B. Les déficits publics transforment les structures de la mondialisation


  1. Des déficits qui restructurent l’économie mondiale. L’économie mondiale est aujourd’hui structurée par des déséquilibres importants de balances des paiements, eux-mêmes reflétés pour partie dans les déficits publics d’un certain nombre de grands pays déficitaires. Le surcroît de demande dans ces économies alimente les excédents courants de quelques grands pays émergents et notamment la Chine. Cette dernière utilise une partie des devises ainsi gagnées, soit pour investir sur d’autres continents en développement, soit pour leur acheter des matières premières ou y acquérir des terres agricoles. Autrement dit, ce sont bien à l’origine les déficits de certains pays développés qui alimentent, pour partie, la croissance actuelle de l’Afrique noire et de quelques pays latino-américains. Il n’est ainsi pas exclu que, demain, l’Afrique noire devienne le nouveau terrain de réalisation du modèle asiatique de développement en vol d’oies sauvages (Hugon). Les déficits de quelques pays développés, par le biais des émergents qui en tirent profit, contribuent à reformuler la hiérarchie mondiale en matière de développement.

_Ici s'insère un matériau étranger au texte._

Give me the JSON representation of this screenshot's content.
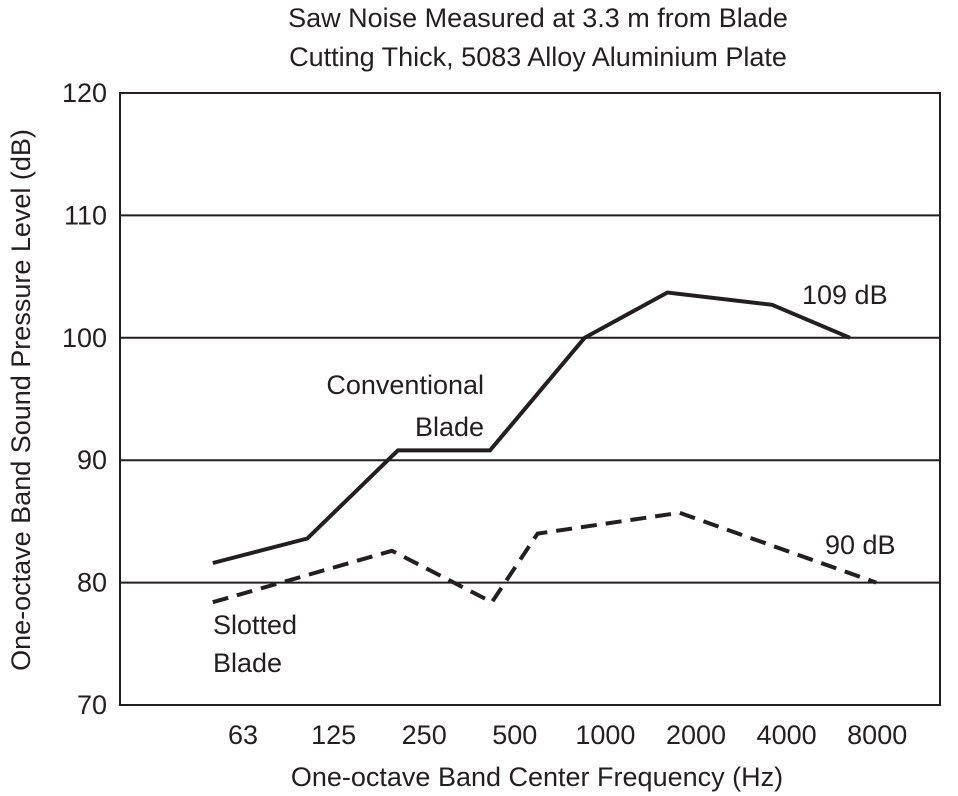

  1. Une gestion des déficits qui pousserait à remettre en cause les paradis fiscaux. Il est évidemment trop tôt pour conclure quant au caractère effectif de l’affaiblissement, pour ne pas parler de la suppression, des paradis fiscaux, suite aux réformes de la transparence en matière d’avoirs bancaires, impulsées par Paris, Washington et Londres et reprises récemment par le G8. Mais il est clair que la gestion de déficits publics intenables détermine aujourd’hui un besoin de limiter la capacité de nuisance de l’évasion fiscale et de ces « paradis » sur les finances publiques. En ce sens, et sous réserve d’inventaire, la gestion des déficits publics pourrait remettre en cause des structures jusqu’ici fondamentales pour l’optimisation fiscale des firmes plurinationales, voire nécessaires au fonctionnement du capitalisme mondial (Palan).

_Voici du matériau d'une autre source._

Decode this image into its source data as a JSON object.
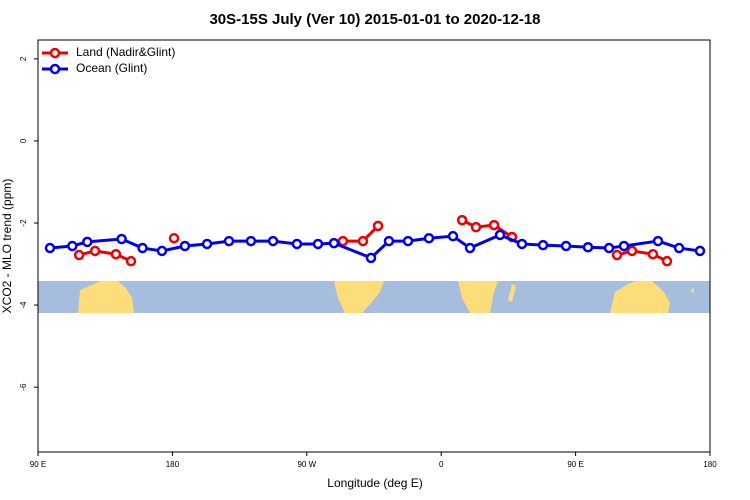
{
  "chart_data": {
    "type": "line",
    "title": "30S-15S July (Ver 10)   2015-01-01 to 2020-12-18",
    "x_label": "Longitude (deg E)",
    "y_label": "XCO2 - MLO trend (ppm)",
    "xlim": [
      90,
      540
    ],
    "xticks": [
      {
        "value": 90,
        "label": "90 E"
      },
      {
        "value": 180,
        "label": "180"
      },
      {
        "value": 270,
        "label": "90 W"
      },
      {
        "value": 360,
        "label": "0"
      },
      {
        "value": 450,
        "label": "90 E"
      },
      {
        "value": 540,
        "label": "180"
      }
    ],
    "ylim": [
      -7.58,
      2.46
    ],
    "yticks": [
      2,
      0,
      -2,
      -4,
      -6
    ],
    "legend": "top-left",
    "series": [
      {
        "name": "Land (Nadir&Glint)",
        "color": "#ee0000",
        "x": [
          117.5,
          128.2,
          142.2,
          152.3,
          null,
          181.1,
          null,
          294.2,
          307.6,
          317.7,
          null,
          374,
          383.3,
          395.4,
          407.4,
          null,
          477.7,
          487.8,
          501.8,
          511.2
        ],
        "values": [
          -2.78,
          -2.68,
          -2.76,
          -2.93,
          null,
          -2.37,
          null,
          -2.44,
          -2.44,
          -2.07,
          null,
          -1.93,
          -2.1,
          -2.05,
          -2.34,
          null,
          -2.78,
          -2.68,
          -2.76,
          -2.93
        ]
      },
      {
        "name": "Ocean (Glint)",
        "color": "#0000ee",
        "x": [
          98,
          113,
          123,
          146,
          160,
          173,
          188.4,
          203.2,
          217.9,
          232.6,
          247.4,
          263.4,
          277.5,
          288.2,
          313,
          325,
          337.8,
          351.8,
          367.9,
          379.3,
          399.4,
          414.1,
          428.2,
          443.6,
          458.3,
          472.4,
          482.4,
          505.2,
          519.3,
          533.3
        ],
        "values": [
          -2.61,
          -2.56,
          -2.46,
          -2.39,
          -2.61,
          -2.68,
          -2.56,
          -2.51,
          -2.44,
          -2.44,
          -2.44,
          -2.51,
          -2.51,
          -2.49,
          -2.85,
          -2.44,
          -2.44,
          -2.37,
          -2.32,
          -2.61,
          -2.29,
          -2.51,
          -2.54,
          -2.56,
          -2.59,
          -2.61,
          -2.56,
          -2.44,
          -2.61,
          -2.68
        ]
      }
    ]
  }
}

En définitive, cette seconde partie montre une influence multi-facettes des déficits publics sur la mondialisation : création et entretien/légitimation de la globalisation financière, restructuration des hiérarchies de l’économie mondiale, mise en cause potentielle des paradis fiscaux.
Il semblait difficile d’attendre des candidats une claire perception des éléments I B2 et II A1. La formalisation en termes de soldes jumeaux du I A1 était souhaitable mais sans doute pas impérative si le raisonnement littéraire venait compenser. En revanche, les autres éléments présents dans ce plan étaient clairement attendus.